In November 2018, Judge Lorna G. Schofield of the Southern District of New York granted Lyft’s motion to transfer the case to the Northern District of California finding the allegations in RideApp’s complaint lacked a bona fide connection to the forum and that it would be far more convenient for the parties and potential witnesses if the case was transferred to the Northern District of California.

Following the transfer, Lyft filed a petition for Inter Partes Review (IPR) challenging the validity of the ’730 Patent based on obviousness and anticipation. Although the Patent and Trademark Appeals Board (PTAB) ultimately denied Lyft’s petition for IPR in August 2019, as a result of Lyft’s petition, the PTAB expressly found the ’730 Patent lacked adequate structure for performing the claimed functions. The PTAB was unable to rule on the issue of indefiniteness because IPR proceedings are statutorily restricted to obviousness and anticipation challenges.

On October 16, 2019, following an oral hearing the previous day, Judge Tigar issued a 20-page opinion finding multiple elements in each asserted claim of the ’730 Patent indefinite for failing to disclose algorithms for the claimed functions. The Court found in Lyft’s favor on each of the issues decided, adopting in several instances the PTAB’s reasoning and findings from the IPR, and dismissed the case with prejudice.

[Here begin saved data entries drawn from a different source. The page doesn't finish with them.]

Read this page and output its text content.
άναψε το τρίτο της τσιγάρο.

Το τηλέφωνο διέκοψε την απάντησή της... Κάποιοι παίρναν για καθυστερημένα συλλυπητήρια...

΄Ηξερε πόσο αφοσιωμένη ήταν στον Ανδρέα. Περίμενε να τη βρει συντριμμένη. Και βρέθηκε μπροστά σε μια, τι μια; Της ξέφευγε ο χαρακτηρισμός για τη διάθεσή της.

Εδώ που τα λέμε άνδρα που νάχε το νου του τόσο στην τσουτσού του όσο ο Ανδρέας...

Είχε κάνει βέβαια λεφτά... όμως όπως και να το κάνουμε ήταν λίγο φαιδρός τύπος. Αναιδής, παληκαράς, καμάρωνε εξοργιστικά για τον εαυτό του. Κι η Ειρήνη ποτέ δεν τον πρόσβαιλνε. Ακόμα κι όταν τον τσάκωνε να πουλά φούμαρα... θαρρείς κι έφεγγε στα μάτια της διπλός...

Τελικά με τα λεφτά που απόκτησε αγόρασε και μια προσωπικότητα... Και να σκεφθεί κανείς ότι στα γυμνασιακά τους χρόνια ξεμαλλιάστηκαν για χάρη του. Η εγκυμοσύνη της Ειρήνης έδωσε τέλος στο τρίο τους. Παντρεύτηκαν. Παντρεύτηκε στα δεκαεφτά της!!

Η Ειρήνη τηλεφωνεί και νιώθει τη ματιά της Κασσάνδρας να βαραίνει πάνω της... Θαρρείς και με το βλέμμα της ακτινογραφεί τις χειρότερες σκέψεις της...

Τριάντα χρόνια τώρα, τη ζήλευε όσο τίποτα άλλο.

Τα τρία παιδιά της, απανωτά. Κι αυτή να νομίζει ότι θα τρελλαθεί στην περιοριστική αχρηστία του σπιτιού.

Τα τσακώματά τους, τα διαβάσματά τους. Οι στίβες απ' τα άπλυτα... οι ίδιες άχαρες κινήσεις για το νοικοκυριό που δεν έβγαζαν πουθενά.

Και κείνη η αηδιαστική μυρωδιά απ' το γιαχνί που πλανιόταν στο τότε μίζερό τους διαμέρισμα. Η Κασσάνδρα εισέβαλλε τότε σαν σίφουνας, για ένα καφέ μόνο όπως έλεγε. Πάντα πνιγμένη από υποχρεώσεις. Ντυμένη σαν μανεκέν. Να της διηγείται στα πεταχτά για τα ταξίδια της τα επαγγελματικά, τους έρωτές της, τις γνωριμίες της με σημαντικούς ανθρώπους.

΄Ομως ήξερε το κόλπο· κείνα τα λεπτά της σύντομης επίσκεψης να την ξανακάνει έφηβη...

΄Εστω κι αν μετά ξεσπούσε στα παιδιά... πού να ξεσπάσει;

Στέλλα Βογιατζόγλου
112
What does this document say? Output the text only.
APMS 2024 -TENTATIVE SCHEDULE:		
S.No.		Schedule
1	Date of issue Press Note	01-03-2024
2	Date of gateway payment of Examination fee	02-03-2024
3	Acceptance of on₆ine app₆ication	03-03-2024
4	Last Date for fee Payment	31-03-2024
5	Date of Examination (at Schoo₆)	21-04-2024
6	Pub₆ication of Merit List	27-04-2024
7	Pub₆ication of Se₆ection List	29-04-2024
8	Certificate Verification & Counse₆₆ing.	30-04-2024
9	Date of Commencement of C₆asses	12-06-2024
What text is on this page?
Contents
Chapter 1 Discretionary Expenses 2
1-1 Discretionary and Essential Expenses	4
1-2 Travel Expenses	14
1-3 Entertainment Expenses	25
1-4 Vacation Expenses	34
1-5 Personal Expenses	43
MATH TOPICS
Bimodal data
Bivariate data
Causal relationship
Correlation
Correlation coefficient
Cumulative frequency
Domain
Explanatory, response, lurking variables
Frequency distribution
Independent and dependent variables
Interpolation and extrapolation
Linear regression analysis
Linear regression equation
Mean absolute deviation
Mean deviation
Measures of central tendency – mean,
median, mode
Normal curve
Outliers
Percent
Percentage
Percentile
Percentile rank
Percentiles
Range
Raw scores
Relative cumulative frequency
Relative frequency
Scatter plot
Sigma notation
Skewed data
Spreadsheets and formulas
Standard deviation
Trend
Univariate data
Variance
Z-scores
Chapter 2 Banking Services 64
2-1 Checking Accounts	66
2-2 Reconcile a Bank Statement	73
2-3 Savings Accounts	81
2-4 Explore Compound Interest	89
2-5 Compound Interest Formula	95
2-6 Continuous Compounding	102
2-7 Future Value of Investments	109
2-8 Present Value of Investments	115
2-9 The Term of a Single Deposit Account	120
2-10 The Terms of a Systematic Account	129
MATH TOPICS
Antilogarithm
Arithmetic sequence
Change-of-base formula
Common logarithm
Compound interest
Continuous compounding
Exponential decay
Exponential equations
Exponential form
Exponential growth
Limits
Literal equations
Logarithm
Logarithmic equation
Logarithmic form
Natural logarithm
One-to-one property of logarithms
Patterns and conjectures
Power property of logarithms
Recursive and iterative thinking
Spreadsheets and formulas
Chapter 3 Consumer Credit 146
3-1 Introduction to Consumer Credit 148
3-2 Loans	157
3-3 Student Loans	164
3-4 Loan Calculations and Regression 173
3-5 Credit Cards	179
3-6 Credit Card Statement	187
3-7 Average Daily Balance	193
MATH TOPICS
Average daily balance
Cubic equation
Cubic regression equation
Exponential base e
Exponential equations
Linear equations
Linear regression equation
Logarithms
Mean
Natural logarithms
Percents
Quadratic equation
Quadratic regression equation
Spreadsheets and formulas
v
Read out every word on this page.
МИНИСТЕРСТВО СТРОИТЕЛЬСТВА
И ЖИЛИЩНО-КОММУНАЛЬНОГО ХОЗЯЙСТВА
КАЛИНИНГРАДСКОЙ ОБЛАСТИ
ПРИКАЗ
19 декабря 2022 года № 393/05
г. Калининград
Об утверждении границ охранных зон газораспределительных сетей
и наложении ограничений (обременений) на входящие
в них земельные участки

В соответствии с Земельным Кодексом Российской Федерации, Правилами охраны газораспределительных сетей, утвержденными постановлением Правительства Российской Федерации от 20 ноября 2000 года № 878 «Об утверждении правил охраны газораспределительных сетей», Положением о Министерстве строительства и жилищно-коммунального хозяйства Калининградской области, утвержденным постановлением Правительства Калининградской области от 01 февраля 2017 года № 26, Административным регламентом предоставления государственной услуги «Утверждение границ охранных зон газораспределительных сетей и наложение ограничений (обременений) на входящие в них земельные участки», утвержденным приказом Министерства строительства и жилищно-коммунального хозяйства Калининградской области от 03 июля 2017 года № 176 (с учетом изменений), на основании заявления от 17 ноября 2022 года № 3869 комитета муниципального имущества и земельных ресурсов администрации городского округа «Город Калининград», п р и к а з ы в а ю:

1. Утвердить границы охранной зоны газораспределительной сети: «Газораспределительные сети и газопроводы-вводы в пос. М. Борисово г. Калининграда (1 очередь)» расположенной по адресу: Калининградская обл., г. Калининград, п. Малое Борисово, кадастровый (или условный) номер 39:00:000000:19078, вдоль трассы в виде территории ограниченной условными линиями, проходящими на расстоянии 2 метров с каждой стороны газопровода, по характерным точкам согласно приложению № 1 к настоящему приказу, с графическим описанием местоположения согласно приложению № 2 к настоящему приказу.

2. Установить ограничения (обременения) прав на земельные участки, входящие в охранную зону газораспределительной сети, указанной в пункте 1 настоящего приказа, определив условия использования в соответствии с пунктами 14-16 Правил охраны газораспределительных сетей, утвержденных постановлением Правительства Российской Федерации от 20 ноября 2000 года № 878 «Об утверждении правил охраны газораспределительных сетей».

The case is RideApp, Inc. v. Lyft, Inc., Civil Action No. 4:18-cv-07152 in the Northern District of California.

Lyft is represented by in-house counsel Sara Giardina and by Baker Botts’ Partners Jeremy Taylor, Eliot Williams, B.C. Boren, and Jennifer Tempesta; Senior Associates Betsy Boggs and John Gaustad; and Associates Keith Jurek, Paul Weinand, and Tina Ngo.